According to Mr Sambo, the projects are the Kano-Kaduna and the Maiduguri-Port Harcourt rail lines.

“The CCECC has not brought anything to the table. I gave them a deadline which is October 30, if I don’t get that money on the ground, I know what to advise Mr President to do,” he said.

He expressed satisfaction with the Lekki Deep Seaport project, noting that the initiatives were to ensure the smooth evacuation of cargo at the port.

He said that for part-time, the road was being expanded, adding that the government was looking into it, and for medium-term, barges would take care of it.

“I am impressed and happy to be back here. This we know is the pride of all Nigerians, the first deep seaport in West Africa that will take the largest ship in the world has 16.5 meters deep, and will give us hundreds and thousands of jobs.

“Almost automated not fully but automated enough to make life easy for port operations.

“It is initiatives like this we want to encourage, that is why I did not hesitate when I came to the ministry and I saw a proposal of the Badagry Deep Seaport sitting on my table and took it immediately for approval.

“Also, the president is concerned about cargo evacuation at the port and does not want a repeat of the Apapa and TinCan port and so we cannot rely on the road alone which is not the best option.
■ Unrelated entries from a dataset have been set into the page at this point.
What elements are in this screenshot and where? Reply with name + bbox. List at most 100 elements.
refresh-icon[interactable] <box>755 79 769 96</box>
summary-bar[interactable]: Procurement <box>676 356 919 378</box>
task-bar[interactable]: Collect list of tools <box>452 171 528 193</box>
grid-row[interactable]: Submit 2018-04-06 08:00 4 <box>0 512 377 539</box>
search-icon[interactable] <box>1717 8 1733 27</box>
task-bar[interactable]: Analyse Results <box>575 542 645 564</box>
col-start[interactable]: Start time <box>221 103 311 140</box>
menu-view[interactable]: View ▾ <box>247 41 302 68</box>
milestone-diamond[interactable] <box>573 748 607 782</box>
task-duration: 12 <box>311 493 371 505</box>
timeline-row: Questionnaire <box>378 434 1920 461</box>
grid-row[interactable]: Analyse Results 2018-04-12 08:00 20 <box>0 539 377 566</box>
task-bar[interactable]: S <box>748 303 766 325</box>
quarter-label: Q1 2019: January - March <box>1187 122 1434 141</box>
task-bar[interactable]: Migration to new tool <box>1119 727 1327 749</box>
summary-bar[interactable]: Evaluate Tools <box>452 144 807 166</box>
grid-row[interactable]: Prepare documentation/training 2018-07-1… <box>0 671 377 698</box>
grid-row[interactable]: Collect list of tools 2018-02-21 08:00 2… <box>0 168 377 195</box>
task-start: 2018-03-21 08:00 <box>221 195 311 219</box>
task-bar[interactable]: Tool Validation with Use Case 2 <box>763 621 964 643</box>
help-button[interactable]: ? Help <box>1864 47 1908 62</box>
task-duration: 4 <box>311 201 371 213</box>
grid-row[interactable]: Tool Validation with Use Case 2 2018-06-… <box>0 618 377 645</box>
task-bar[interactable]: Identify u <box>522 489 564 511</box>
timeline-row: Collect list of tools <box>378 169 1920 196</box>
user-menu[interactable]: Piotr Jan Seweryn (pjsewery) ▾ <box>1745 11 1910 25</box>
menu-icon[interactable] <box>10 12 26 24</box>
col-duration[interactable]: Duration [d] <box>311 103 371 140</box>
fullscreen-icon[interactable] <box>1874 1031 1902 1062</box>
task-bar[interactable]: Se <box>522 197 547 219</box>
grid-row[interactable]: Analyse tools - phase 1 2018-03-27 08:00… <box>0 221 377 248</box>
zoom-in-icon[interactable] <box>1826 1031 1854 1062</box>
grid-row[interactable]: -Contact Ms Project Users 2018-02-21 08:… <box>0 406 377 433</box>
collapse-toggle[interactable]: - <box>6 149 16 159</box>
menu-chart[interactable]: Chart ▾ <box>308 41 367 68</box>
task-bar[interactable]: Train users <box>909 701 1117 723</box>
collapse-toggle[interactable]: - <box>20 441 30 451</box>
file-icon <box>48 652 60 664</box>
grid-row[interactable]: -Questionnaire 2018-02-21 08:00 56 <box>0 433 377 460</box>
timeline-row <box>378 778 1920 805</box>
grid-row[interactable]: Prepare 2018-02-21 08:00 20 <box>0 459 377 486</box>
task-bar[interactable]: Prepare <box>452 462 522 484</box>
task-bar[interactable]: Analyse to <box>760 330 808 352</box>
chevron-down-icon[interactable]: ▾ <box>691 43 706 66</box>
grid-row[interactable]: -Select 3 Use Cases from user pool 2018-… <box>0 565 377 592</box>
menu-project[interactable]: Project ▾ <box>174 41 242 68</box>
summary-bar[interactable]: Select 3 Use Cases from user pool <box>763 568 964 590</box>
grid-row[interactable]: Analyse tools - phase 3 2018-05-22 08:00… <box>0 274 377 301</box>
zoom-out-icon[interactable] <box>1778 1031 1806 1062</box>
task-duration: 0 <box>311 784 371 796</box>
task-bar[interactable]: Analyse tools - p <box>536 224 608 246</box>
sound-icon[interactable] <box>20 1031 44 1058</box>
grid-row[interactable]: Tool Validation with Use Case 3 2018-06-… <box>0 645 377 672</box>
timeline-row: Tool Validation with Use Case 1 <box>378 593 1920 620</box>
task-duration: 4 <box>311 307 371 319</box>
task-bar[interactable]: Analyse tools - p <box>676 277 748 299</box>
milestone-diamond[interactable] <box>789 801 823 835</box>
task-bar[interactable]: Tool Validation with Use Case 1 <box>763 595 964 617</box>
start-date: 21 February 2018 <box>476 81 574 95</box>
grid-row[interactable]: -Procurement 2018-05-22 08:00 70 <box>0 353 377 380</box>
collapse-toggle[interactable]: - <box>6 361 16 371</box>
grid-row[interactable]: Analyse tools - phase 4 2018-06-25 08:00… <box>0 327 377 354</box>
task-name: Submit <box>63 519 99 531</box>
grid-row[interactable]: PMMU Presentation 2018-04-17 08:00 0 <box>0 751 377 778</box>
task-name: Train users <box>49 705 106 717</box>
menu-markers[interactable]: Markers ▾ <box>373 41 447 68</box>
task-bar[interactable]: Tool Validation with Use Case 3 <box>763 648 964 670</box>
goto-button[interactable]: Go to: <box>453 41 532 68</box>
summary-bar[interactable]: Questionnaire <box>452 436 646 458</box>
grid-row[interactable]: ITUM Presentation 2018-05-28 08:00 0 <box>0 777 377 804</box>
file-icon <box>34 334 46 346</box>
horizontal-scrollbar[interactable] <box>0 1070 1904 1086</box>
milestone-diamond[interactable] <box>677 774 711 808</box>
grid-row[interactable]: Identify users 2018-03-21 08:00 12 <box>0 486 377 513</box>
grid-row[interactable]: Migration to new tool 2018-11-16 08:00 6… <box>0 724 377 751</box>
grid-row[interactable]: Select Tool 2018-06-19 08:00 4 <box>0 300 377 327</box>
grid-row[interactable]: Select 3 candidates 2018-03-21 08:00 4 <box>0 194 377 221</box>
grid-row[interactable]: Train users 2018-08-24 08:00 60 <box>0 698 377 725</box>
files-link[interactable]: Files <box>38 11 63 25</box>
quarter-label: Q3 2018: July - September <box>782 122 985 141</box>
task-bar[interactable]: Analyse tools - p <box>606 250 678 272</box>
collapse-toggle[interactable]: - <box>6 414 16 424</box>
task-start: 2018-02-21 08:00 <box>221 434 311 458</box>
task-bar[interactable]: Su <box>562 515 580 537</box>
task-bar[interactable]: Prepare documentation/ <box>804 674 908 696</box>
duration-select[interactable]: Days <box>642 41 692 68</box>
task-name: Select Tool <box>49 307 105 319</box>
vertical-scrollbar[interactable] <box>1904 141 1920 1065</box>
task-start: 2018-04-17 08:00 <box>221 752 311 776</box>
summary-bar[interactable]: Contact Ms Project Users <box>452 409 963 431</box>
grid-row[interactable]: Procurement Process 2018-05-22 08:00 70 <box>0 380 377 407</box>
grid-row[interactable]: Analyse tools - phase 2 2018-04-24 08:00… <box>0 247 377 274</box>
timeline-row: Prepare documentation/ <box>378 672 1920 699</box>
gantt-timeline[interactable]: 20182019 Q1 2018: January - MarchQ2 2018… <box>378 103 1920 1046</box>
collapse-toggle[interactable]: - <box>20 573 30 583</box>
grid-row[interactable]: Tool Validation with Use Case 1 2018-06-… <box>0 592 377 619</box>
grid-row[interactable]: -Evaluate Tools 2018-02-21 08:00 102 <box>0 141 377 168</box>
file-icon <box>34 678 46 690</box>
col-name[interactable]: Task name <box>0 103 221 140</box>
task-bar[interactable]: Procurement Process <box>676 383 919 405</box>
“There is a need to sit down with stakeholders to see how to tackle this,” he said.

He pointed out that cargo evacuation was not just within the port but outside the port, as goods must reach the final destination.

“First of all, you save a lot of time at the port because of automation and modern technology and equipment.

“After the port what happens, it only makes sense when the goods get to the shipper or owner. And to do that, you need to move either by rail, water, or road,” he said.

Mr Sambo urged the management of the port to employ as many Nigerians as possible as this was the only way citizens could put food on the table for their families.

On his part, the Managing Director, Nigerian Ports Authority (NPA), Mr Mohammed Bello-Koko, noted that the Lekki Deep Seaport was one of the first solutions to reducing traffic at Apapa and TinCan.

According to Mr Bello-Koko, the automation deployed at the port is commendable and fantastic as the processes will be free of human interference.

He said that the Apapa and TinCan port would still be viable, adding that what they had done was to create alternatives for importers and exporters as to where they would decide to do business.

“The operators of those ports should also up their game, and improve their speed in terms of cargo clearance or otherwise.

“Feasibility studies have shown that these ports will still be viable in future like 10, 15 years, the government can decide to turn some of these ports into a real estate, we have some of them in Europe,” Mr Bello-Koko said.

Mr Du Ruogang, the Managing Director, Lekki Port LFTZ Enterprise Ltd. (Lekki Port), said that the port was 95 per cent completed, adding that they would meet the targeted time.

Mr Ruogang appreciated the NPA for deploying marine services such as tug, pilot, lines, boats and harbour master before the operations of the port.